In McAllister v. McAllisier, 183 Iowa 245, we said:

“In the absence of such a statute, such a devise must have lapsed, and been disposed of as intestate property. This statute was enacted to obviate that résult, and to substitute in place of the devisee those persons ‘who would presumably have enjoyed the benefits of such devise, had the devisee survived the death of the testator and died immediately afterwards. ’ ’ ’

[1181]*1181Our inquiry is whether or not,- under the will in question, the devise lapses, or does it pass, under the statute, to the heirs of the predeceased devisee?

In Herring v. Herring, 187 Iowa 593, we said:

“It is well settled that, where a devise in a will gives the same estate to the devisee that he would take under the statute of descent, if there were no will, the beneficiary in such case still takes the ‘worthier title’ by descent, and not under the will. Rice v. Burkhardt, 130 Iowa 520; Tennant v. Smith, 173 Iowa 264; Gilpin v. Hollingsworth, 3 Md. 190 (56 Am. Dec. 737, 738) ; Post v. Jackson, 70 Conn. 283 (39 Atl. 151); Davidson v. Koehler, 76 Ind. 398.”

It is the appellants’ contention that, under the terms of the will in question, and under the rule above announced, the testator, by the terms of his will, gave to his widow exactly the share of his estate which she would have been entitled to under the statute of descent, if there had been no will; and that, in the event she had survived him, she would have taken the worthier title by descent, and not under the will. If it be true that, under the terms and provisions of the will, the widow of the testator, if she had survived him, would have taken under the will exactly the share in the estate of the testator which she would have taken under the statute, had there been no will, then it follows that she would have taken such share by descent, and not by devise or purchase. Appellants contend that the instant case is controlled by our ruling in Tennant v. Smith, 173 Iowa 264, and Herring v. Herring, 187 Iowa 593.

In Tennant v. Smith, supra, the clause under consideration was as follows:

“I give and bequeath to my husband, Jonathan Duncan, such share of my estate as he is entitled to have and receive under the laws of the state of Iowa."

We held that, under this provision of the will, the husband would take “exactly” the 'provision which the law would make for him, and that, therefore, where he predeceased the testatrix, his heirs would not take the share so devised to him, under the terms of Section 3281 of the Code.

In Herring v. Herring, supra, the clause in the will under consideration was as follows:

[1182]*1182“I give, and bequeath to my husband, Peter Rohret, all that share or part of my estate, real, personal and mixed, which would go to him under the statute of distribution of this state, if I should die intestate, neither desiring to increase nor curtail his said distributive share or interest in my estate, but intending to leave him to take just so much as the law gives to a surviving husband in cases of intestacy.”
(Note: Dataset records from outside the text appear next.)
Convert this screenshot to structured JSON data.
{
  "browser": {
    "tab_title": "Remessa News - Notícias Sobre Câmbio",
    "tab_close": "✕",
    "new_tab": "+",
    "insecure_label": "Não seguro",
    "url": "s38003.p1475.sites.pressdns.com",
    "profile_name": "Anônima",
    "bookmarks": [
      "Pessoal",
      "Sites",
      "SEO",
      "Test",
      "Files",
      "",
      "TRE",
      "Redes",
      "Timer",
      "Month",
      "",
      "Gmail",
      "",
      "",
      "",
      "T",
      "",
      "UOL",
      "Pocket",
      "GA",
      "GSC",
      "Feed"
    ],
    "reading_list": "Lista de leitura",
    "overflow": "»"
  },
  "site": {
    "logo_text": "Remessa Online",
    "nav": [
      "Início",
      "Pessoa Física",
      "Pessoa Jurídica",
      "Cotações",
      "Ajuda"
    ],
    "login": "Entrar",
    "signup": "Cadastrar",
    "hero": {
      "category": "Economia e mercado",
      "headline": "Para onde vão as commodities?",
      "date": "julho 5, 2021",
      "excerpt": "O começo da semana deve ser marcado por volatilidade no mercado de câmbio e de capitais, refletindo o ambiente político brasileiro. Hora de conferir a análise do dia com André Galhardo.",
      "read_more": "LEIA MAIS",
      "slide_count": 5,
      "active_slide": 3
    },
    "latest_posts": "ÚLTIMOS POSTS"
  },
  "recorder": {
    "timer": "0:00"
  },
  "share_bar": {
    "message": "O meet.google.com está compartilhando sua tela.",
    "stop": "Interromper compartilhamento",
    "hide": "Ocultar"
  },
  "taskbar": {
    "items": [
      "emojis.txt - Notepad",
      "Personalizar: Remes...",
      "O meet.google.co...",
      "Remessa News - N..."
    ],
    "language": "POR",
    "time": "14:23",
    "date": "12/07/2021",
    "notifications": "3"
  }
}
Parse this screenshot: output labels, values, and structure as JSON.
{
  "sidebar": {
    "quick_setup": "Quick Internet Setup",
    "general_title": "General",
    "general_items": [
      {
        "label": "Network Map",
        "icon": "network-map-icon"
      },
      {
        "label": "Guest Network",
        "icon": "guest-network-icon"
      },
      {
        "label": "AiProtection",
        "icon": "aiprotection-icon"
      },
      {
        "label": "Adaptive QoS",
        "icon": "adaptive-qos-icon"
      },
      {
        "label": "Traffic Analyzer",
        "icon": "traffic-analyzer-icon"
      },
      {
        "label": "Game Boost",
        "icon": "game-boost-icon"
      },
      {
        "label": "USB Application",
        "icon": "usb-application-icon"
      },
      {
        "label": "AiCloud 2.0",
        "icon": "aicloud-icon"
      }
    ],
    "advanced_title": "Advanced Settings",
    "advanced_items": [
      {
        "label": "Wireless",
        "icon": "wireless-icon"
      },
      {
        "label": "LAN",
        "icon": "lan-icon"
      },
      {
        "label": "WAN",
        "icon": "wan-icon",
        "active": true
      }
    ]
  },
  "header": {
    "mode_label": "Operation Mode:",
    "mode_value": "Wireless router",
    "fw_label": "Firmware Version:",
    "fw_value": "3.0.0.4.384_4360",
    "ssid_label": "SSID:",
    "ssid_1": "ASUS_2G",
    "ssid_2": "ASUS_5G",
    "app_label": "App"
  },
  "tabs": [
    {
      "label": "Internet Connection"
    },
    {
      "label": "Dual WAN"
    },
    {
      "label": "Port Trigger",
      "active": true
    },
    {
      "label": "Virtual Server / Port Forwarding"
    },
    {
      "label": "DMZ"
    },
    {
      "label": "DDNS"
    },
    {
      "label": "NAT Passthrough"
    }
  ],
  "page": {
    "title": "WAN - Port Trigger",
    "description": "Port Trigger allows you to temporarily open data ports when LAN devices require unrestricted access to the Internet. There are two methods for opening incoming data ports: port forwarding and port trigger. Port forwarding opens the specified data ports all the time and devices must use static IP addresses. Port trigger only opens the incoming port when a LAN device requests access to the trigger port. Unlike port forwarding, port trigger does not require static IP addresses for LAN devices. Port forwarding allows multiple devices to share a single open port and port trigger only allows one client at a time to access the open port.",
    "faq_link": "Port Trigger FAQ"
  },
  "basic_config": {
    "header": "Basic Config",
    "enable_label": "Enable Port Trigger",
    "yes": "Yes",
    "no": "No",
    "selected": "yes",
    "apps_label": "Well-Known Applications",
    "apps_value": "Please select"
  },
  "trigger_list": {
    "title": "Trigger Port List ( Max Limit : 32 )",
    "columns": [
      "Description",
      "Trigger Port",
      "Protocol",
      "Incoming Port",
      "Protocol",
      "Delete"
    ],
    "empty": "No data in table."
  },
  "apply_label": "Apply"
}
We held that, under this clause of the will, the husband would take precisely what was given him under the statute of distribution, and that, since he predeceased the testatrix, nothing passed, under the will, to his heirs.

It is apparent that, in the Tennant case and in the Herring case, the bequest was expressly limited to the exact amount which the beneficiary would have received under the laws of descent. The language of the bequest in each case expressly provides,- in effect, that it is the intention to bequeath the identical share provided by the statutes of the state. In the instant case, however, we find more in the will than in either of the wills in the cited eases.